L’importante è essere uniti, anche se come una famiglia nata da uno stupro, per amore dei figli. L’Italia doveva esserci; ora c’è. E si riconosce nelle proprie istituzioni. Nell’Arma dei carabinieri, per dire, che, mentre l’Italia raggiungeva 150 anni (almeno quella parte d’Italia che era già Italia), celebrava il suo 169° compleanno, fa notare Federico Pirro in Uniti per forza. Eh, sì, l’Arma è più vecchia dell’Italia. Ma di poco. Vuoi mettere la Guardia di finanza, che di anni, nel 150°, ne compiva 235 (85 anni più anziana dell’Italia)? A voler giocare con le età, i Carabinieri hanno quella della mamma dell’Italia (19 anni, giovane, irruenta, corona turrita e tetta in fuori. Guarda tu: abbigliamento simile e, mese più, mese meno, l’età che aveva la contessa di Castiglione, quando sacrificò il meglio di sé, per amor di Patria, nel letto di Napoleone III; per fortuna era allenata a quel genere di sofferenza... Però, questo, non lo scrivo, sennò qualcuno se ne viene fuori, riferendola al mio Paese, con la famosa battuta, Hollywood sia maledetto: «Hai vent’anni, figliuolo, è ora che tu sappia chi era tua madre»).
La Finanza ha l’età della nonna o bisnonna, rispetto all’Italia: 85 anni in più. Per questo è così occhiuta, pulciara, spaccacentesimi, e ti chiede sempre quanto guadagni.

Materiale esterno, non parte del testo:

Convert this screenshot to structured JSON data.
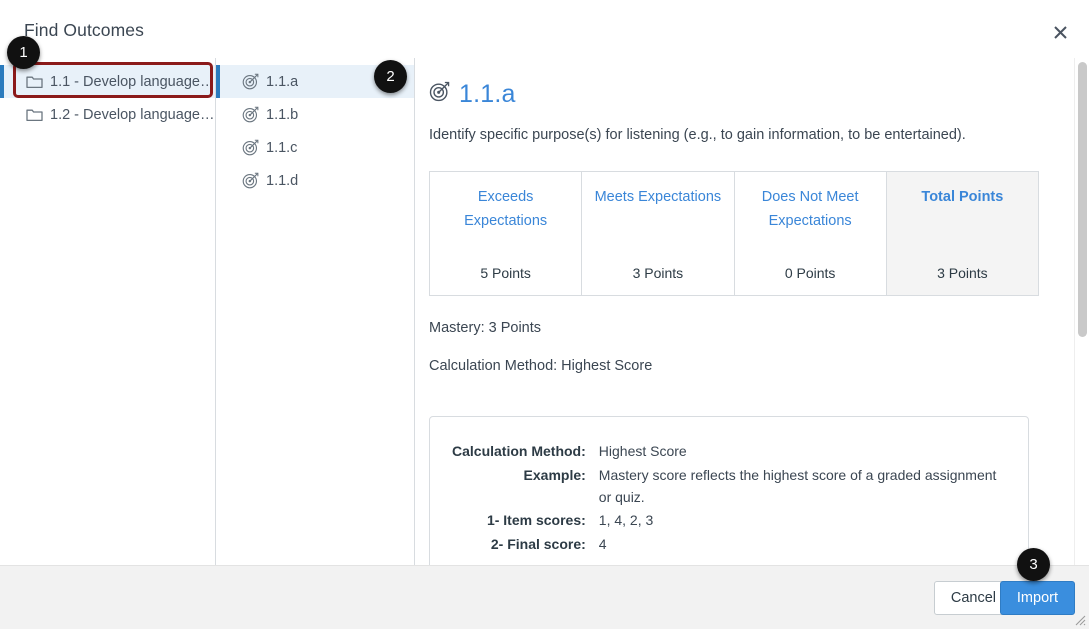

Tutte queste incongruenze cronologiche si spiegano, ovvio, con il fatto che quella che si continua a chiamare unificazione dell’Italia, non fu che il progressivo ampliamento del Piemonte, con l’estensione ai possedimenti via via inglobati, delle sue leggi, strutture, tasse e burocrazia (poi detta borbonica, per scaricarne corruzione e inefficienza sui vinti, ma era savoiarda e dal Piemonte, specie Torino, si spedirono in tutte le nuove province funzionari, dirigenti e impiegati, norme e procedure). Mentre «non una sola istituzione militare di altri Stati, men che mai del Regno partenopeo, è stata fatta assurgere a dignità nazionale» scrive Pirro.
Ai vinti viene concesso di festeggiare i vincitori, non di partecipare.